Identity Testing and Lower Bounds for Read-$k$ Oblivious Algebraic Branching Programs

TL;DR

This paper establishes exponential lower bounds on the width of read-$k$ oblivious algebraic branching programs for explicit polynomials and develops a subexponential-time white-box polynomial identity testing algorithm for this model.

Contribution

It provides the first exponential lower bounds for read-$k$ oblivious ABPs and introduces a subexponential-time white-box PIT algorithm for this class.

Findings

Exponential lower bounds on width for certain explicit polynomials.

Subexponential-time white-box PIT algorithm for read-$k$ oblivious ABPs.

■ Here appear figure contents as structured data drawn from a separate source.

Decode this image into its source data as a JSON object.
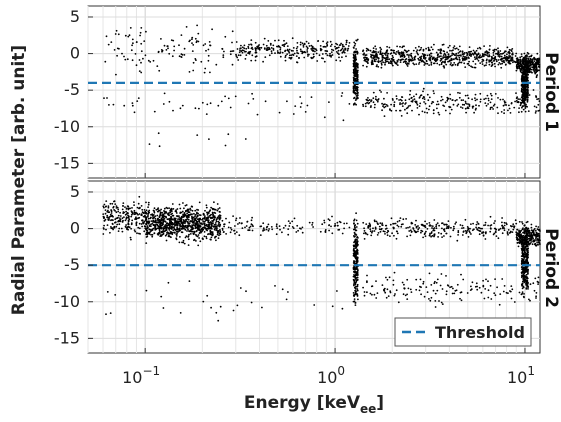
{
  "chart_data": {
    "type": "scatter",
    "xlabel": "Energy [keV",
    "xlabel_sub": "ee",
    "xlabel_close": "]",
    "ylabel": "Radial Parameter  [arb. unit]",
    "x_scale": "log",
    "xlim": [
      0.05,
      12
    ],
    "x_ticks": [
      0.1,
      1,
      10
    ],
    "x_tick_labels": [
      {
        "base": "10",
        "exp": "−1"
      },
      {
        "base": "10",
        "exp": "0"
      },
      {
        "base": "10",
        "exp": "1"
      }
    ],
    "grid": true,
    "legend": {
      "placement": "bottom-right of lower panel",
      "entry": "Threshold",
      "color": "#1f77b4"
    },
    "point_color": "#000000",
    "threshold_color": "#1f77b4",
    "panels": [
      {
        "label": "Period 1",
        "ylim": [
          -17,
          6.5
        ],
        "y_ticks": [
          5,
          0,
          -5,
          -10,
          -15
        ],
        "y_tick_labels": [
          "5",
          "0",
          "-5",
          "-10",
          "-15"
        ],
        "threshold": -4,
        "clusters": [
          {
            "x": [
              0.06,
              0.3
            ],
            "y": [
              -4,
              5
            ],
            "n": 120
          },
          {
            "x": [
              0.3,
              1.2
            ],
            "y": [
              -1.5,
              2.5
            ],
            "n": 280
          },
          {
            "x": [
              1.4,
              9
            ],
            "y": [
              -2.5,
              1.5
            ],
            "n": 700
          },
          {
            "x": [
              9,
              12
            ],
            "y": [
              -3.5,
              0.5
            ],
            "n": 260
          },
          {
            "x": [
              1.25,
              1.32
            ],
            "y": [
              -8.5,
              3
            ],
            "n": 220
          },
          {
            "x": [
              9.6,
              10.4
            ],
            "y": [
              -8.5,
              0.5
            ],
            "n": 320
          },
          {
            "x": [
              1.4,
              12
            ],
            "y": [
              -9,
              -4.5
            ],
            "n": 280
          },
          {
            "x": [
              0.06,
              1.2
            ],
            "y": [
              -10,
              -4
            ],
            "n": 50
          },
          {
            "x": [
              0.06,
              0.4
            ],
            "y": [
              -15,
              -9
            ],
            "n": 8
          }
        ]
      },
      {
        "label": "Period 2",
        "ylim": [
          -17,
          6.5
        ],
        "y_ticks": [
          5,
          0,
          -5,
          -10,
          -15
        ],
        "y_tick_labels": [
          "5",
          "0",
          "-5",
          "-10",
          "-15"
        ],
        "threshold": -5,
        "clusters": [
          {
            "x": [
              0.06,
              0.1
            ],
            "y": [
              -2,
              5
            ],
            "n": 220
          },
          {
            "x": [
              0.1,
              0.25
            ],
            "y": [
              -2.5,
              4
            ],
            "n": 900
          },
          {
            "x": [
              0.25,
              1.2
            ],
            "y": [
              -1.5,
              2
            ],
            "n": 120
          },
          {
            "x": [
              1.4,
              9
            ],
            "y": [
              -2,
              2
            ],
            "n": 300
          },
          {
            "x": [
              9,
              12
            ],
            "y": [
              -3,
              1
            ],
            "n": 250
          },
          {
            "x": [
              1.25,
              1.32
            ],
            "y": [
              -12,
              3.5
            ],
            "n": 260
          },
          {
            "x": [
              9.6,
              10.4
            ],
            "y": [
              -10.5,
              1.5
            ],
            "n": 340
          },
          {
            "x": [
              1.4,
              12
            ],
            "y": [
              -11,
              -5.5
            ],
            "n": 160
          },
          {
            "x": [
              0.06,
              1.2
            ],
            "y": [
              -14,
              -5.5
            ],
            "n": 30
          }
        ]
      }
    ]
  }
}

Analysis of the computational complexity of this algebraic model.

Abstract

Read-$k$ oblivious algebraic branching programs are a natural generalization of the well-studied model of read-once oblivious algebraic branching program (ROABPs). In this work, we give an exponential lower bound of $\exp(n/k^{O(k)})$ on the width of any read-$k$ oblivious ABP computing some explicit multilinear polynomial $f$ that is computed by a polynomial size depth-$3$ circuit. We also study the polynomial identity testing (PIT) problem for this model and obtain a white-box subexponential-time PIT algorithm. The algorithm runs in time $2^{\tilde{O}(n^{1-1/2^{k-1}})}$ and needs white box access only to know the order in which the variables appear in the ABP.